Reporting from the WOMMA Research Symposium

Day one of the Word of Mouth Marketing Association’s (WOMMA) Summit has come and gone. The day was dedicated solely to word of mouth (WOM) research.

There were two major recurring themes in today’s discussion:

1. Who are influencers and how to you judge their influence: The general consensus is that influencers are those that drive conversation. These are people who are highly persuasive and highly active, whether it is in a niche realm or with a general audience. There was no consensus on how to judge their influence. Some monitoring and research companies gauge influence with just backlinks to the individuals website, while others incorporate a plethora of factors such as attitude, knowledge, spending, behavior, status and connectedness.

My philosophy aligns more with the latter. I am a big proponent of looking at both quantitative and qualitative factors when gauging influence. This means looking at the individuals website traffic numbers, the quality of their writing, the activity level of their community, the intelligence of their community and their connections to other online networks or websites.

2. How do you prove return on investment (ROI) with WOM: Many of the experts in the room have grappled with this question for years. They are able to address ROI to an extent, but never entirely. One goal that actually came out of today is to work as a united group to develop a proper ROI model in an effort to improve WOM marketing as a whole. My company, Sports Media Challenge, will be one that takes an active role in the process moving forward.

Several different models of depicting the value of word of mouth were discussed:

1. Customer Value Matrix: This model focuses on adding new customers while reducing marketing acquistion costs. It compares the value of customers who joined due to refferal vs. customers who would’ve joined anyway. It is important to note that both groups are seen as a positive. Even if an individual joined or purchased a consumer product because they would’ve anyway and not because of WOM, the company still saved on traditional marketing efforts.

2. Net Promoter Matrix: This model attempts to add customers while minimizing lost customers with WOM. They look at [positively referred consumers x number referred x conversion rate] and the same with negatively referred.

3. Social Value of Opinion: This looks at the acceleration effect, which involves focusing on people who are highly persuasive and highly active (influencers).

4. Conversation Value Model: This not only focuses on new customer purchases due to WOM, but how long consumers continue to recommend a product after their initial recommendation.

Most importantly, I came away from today reminded that WOM and social media in particular is fueled not by technology, but by relationships. Sure as social media users we use technology (blogs, Facebook, IM, Twitter…), but it is the relationships we develop with friends, colleagues and consumers that allows us to accomplish our goals.


2 Responses to “Reporting from the WOMMA Research Symposium”

  1. November 12, 2008 at 9:52 pm

    Sounds just as fascinating as i expected. Wish I was there but since I’m not, what does this mean in particular to our sports, entertainment or lifestyle clients? Thoughts?
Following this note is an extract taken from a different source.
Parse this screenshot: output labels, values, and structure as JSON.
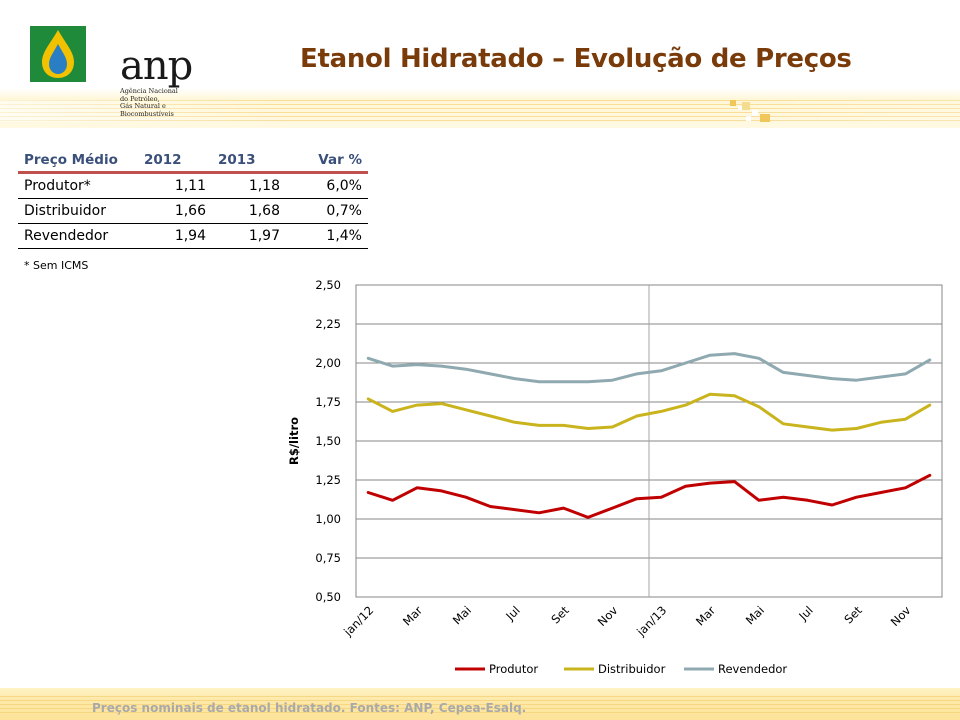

It brings me back to the Sports marketing Association meeting in Charlotte earlier this week when we raised the question and perpetuated the debate about whether it was more important for us to direct our clients’ attetion toward the influencers or those most easily influenced? Panelsist seemed baffled by the question – all except one who noted that celebrity athletes/ coaches are “influencers” in and of themselves which is why they’re celebrities. As much sense as that made I tend toward the belief that there are many unheralded “influeners” in fandom and they’re waiting to be recogn ized and tapped into.

  2. 2 jakerosen
    November 14, 2008 at 9:00 am

    The sports world is behind all others in the sense of having an established plan with regards to social media. Tech companies, financial companies and others all agree that they need to approach influencers before even thinking of reaching out to the influenced.

    It amazes me how far behind sports is with their social media strategies. Influencers in sports in particular are fanatic in nature and other fans respect them for that fanaticism. If they didn’t they likely wouldn’t read their blog or discussion board thread. It is this ardent devotion, passion, and outright fanaticism that makes sports influencers even more powerful than other verticals. These fans have adopted a team, athlete, coach as part of their identity and will therefore defend them in any situation. You don’t see this type of devotion with influencers for consumer products or financial services.

    Sports organizations and individuals need a leader to show them how best to take advantage of the many social media conversations taking place.